Sen sus! Hiç konuşma; çıt çıkmasın bu mabedden ki, taşların zikrini duyayım. Gönlümü genişlet, zihnimi aç, aklın kalbe giden yolu aksın ki, nefsime kapılmayayım. Sen aç ki “Sırat-ı Müstakim”de (dosdoğru yol) ilerlerken, “Hatt-ı İstiva”da birleşen bu külliyenin imzasında acziyetin temsili “El-Fakir” mührünü taşıyan Koca Sinan’ın, Yaradan’ın karşısındaki “hiç”liğini anlayayım.
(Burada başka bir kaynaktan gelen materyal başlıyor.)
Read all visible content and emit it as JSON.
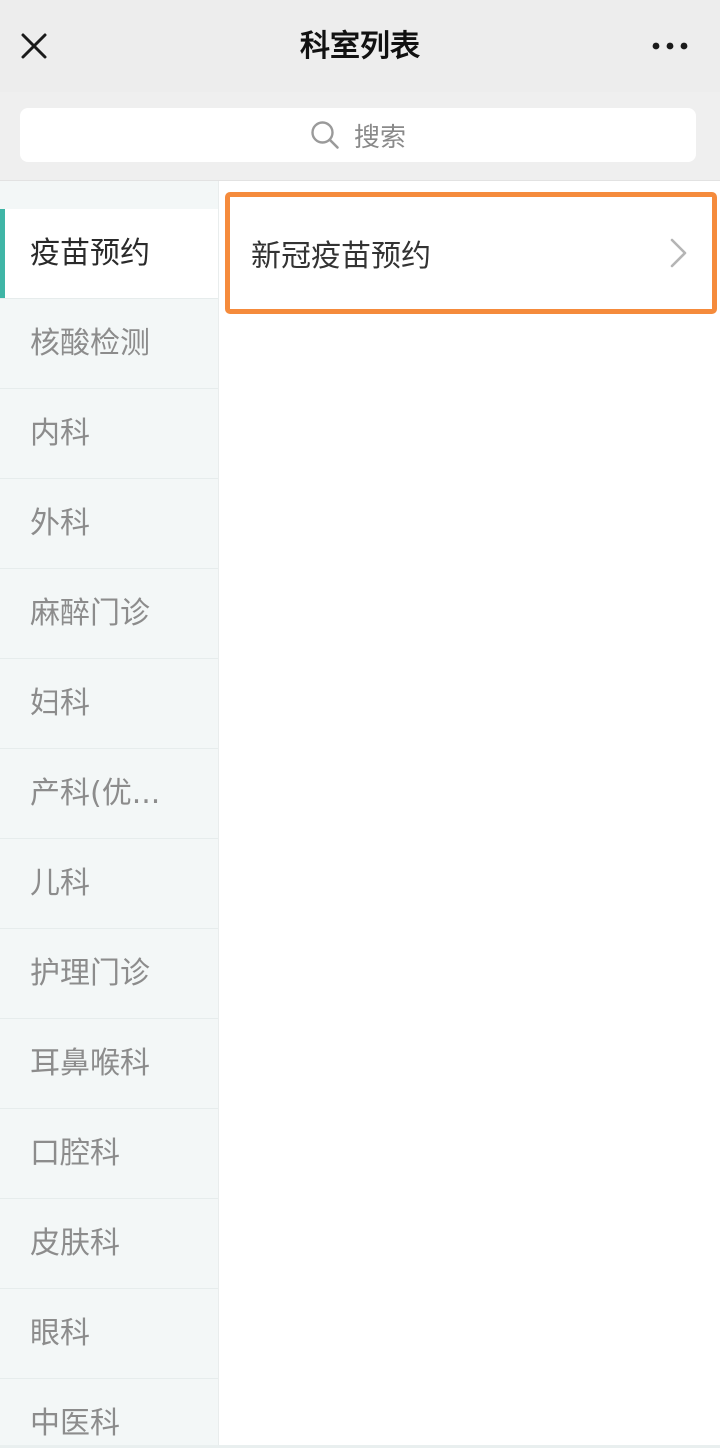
{
  "navbar": {
    "title": "科室列表",
    "close_icon": "close-icon",
    "more_icon": "more-horizontal-icon"
  },
  "search": {
    "placeholder": "搜索",
    "icon": "search-icon"
  },
  "sidebar": {
    "active_index": 0,
    "accent_color": "#3fb5a6",
    "items": [
      {
        "label": "疫苗预约"
      },
      {
        "label": "核酸检测"
      },
      {
        "label": "内科"
      },
      {
        "label": "外科"
      },
      {
        "label": "麻醉门诊"
      },
      {
        "label": "妇科"
      },
      {
        "label": "产科(优..."
      },
      {
        "label": "儿科"
      },
      {
        "label": "护理门诊"
      },
      {
        "label": "耳鼻喉科"
      },
      {
        "label": "口腔科"
      },
      {
        "label": "皮肤科"
      },
      {
        "label": "眼科"
      },
      {
        "label": "中医科"
      }
    ]
  },
  "content": {
    "items": [
      {
        "label": "新冠疫苗预约",
        "icon": "chevron-right-icon",
        "highlight_color": "#f58b3c"
      }
    ]
  }
}
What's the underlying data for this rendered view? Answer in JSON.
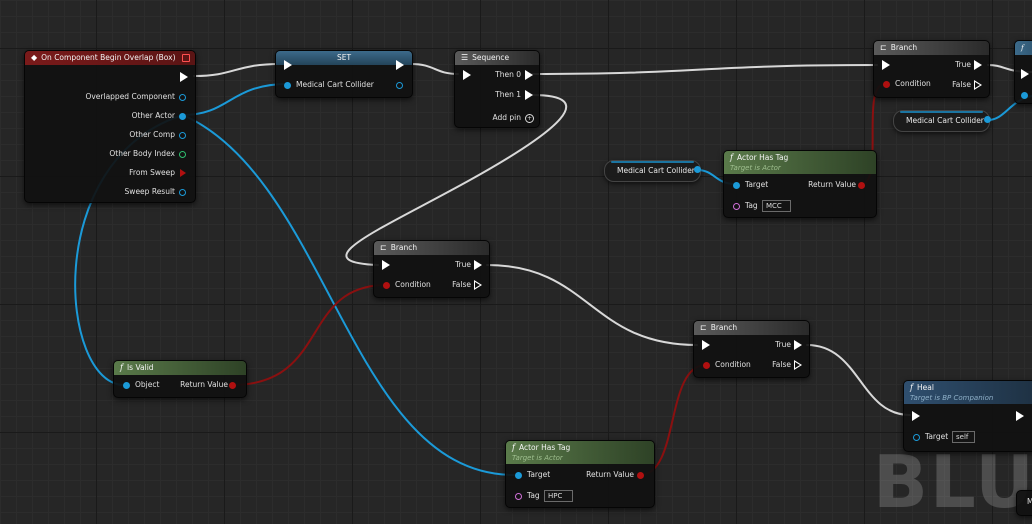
{
  "nodes": {
    "on_overlap": {
      "title": "On Component Begin Overlap (Box)",
      "pins": [
        "Overlapped Component",
        "Other Actor",
        "Other Comp",
        "Other Body Index",
        "From Sweep",
        "Sweep Result"
      ]
    },
    "set": {
      "title": "SET",
      "input": "Medical Cart Collider"
    },
    "sequence": {
      "title": "Sequence",
      "then0": "Then 0",
      "then1": "Then 1",
      "add_pin": "Add pin"
    },
    "branch_top": {
      "title": "Branch",
      "true": "True",
      "false": "False",
      "condition": "Condition"
    },
    "getter_top": {
      "label": "Medical Cart Collider"
    },
    "getter_mid": {
      "label": "Medical Cart Collider"
    },
    "has_tag_1": {
      "title": "Actor Has Tag",
      "subtitle": "Target is Actor",
      "target": "Target",
      "return": "Return Value",
      "tag_label": "Tag",
      "tag_value": "MCC"
    },
    "branch_mid": {
      "title": "Branch",
      "true": "True",
      "false": "False",
      "condition": "Condition"
    },
    "branch_low": {
      "title": "Branch",
      "true": "True",
      "false": "False",
      "condition": "Condition"
    },
    "is_valid": {
      "title": "Is Valid",
      "object": "Object",
      "return": "Return Value"
    },
    "heal": {
      "title": "Heal",
      "subtitle": "Target is BP Companion",
      "target": "Target",
      "target_value": "self"
    },
    "has_tag_2": {
      "title": "Actor Has Tag",
      "subtitle": "Target is Actor",
      "target": "Target",
      "return": "Return Value",
      "tag_label": "Tag",
      "tag_value": "HPC"
    },
    "partial_right": {
      "icon": "f",
      "bottom_label": "M"
    }
  },
  "watermark": "BLUE",
  "colors": {
    "exec": "#ffffff",
    "object_pin": "#1b9ad8",
    "bool_pin": "#b01010",
    "int_pin": "#2fbf6f",
    "name_pin": "#d070d8",
    "event_header": "#7a1a1a",
    "pure_fn_header": "#5a7a4a",
    "flow_header": "#5a5a5a",
    "variable_header": "#3c6a8a"
  },
  "icons": {
    "event": "event-diamond-icon",
    "function": "function-f-icon",
    "branch": "branch-icon",
    "sequence": "sequence-icon",
    "add_pin": "plus-circle-icon"
  }
}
“La ikrâhe fi’d-din”deki manayı merkeze alarak birleştiren, şemali hilal bir külliye, ortasında şimal yıldızı gibi parlayan cami… Güvenli ve kararlı şekilde adım atarken bu kulluk ve edeb eserine, tevhidin temsili mekâna açılan taç kapı, kendi kökenlerinin en büyük temsilin yansıtıyor. Aydınlanmanın, yeniden doğuşun temsili lotus çiçeklerinin güneşle beraber gökyüzüne tırmanışı gibi taç kapı süslemelerinin tekrara dayanarak bir akış içinde yükselmesi, dünyevi olandan uhrevi olana doğru giden bir yoldu benim için…
İlahî düzenin nasıl çalıştığını anlatan mukarnaslı kapıdan avluya girince asıl yolculuk başlıyor. Avlu, “İlme’l Yakîn” olmaktı. İçi, “Ayne’l Yakîn” olmak…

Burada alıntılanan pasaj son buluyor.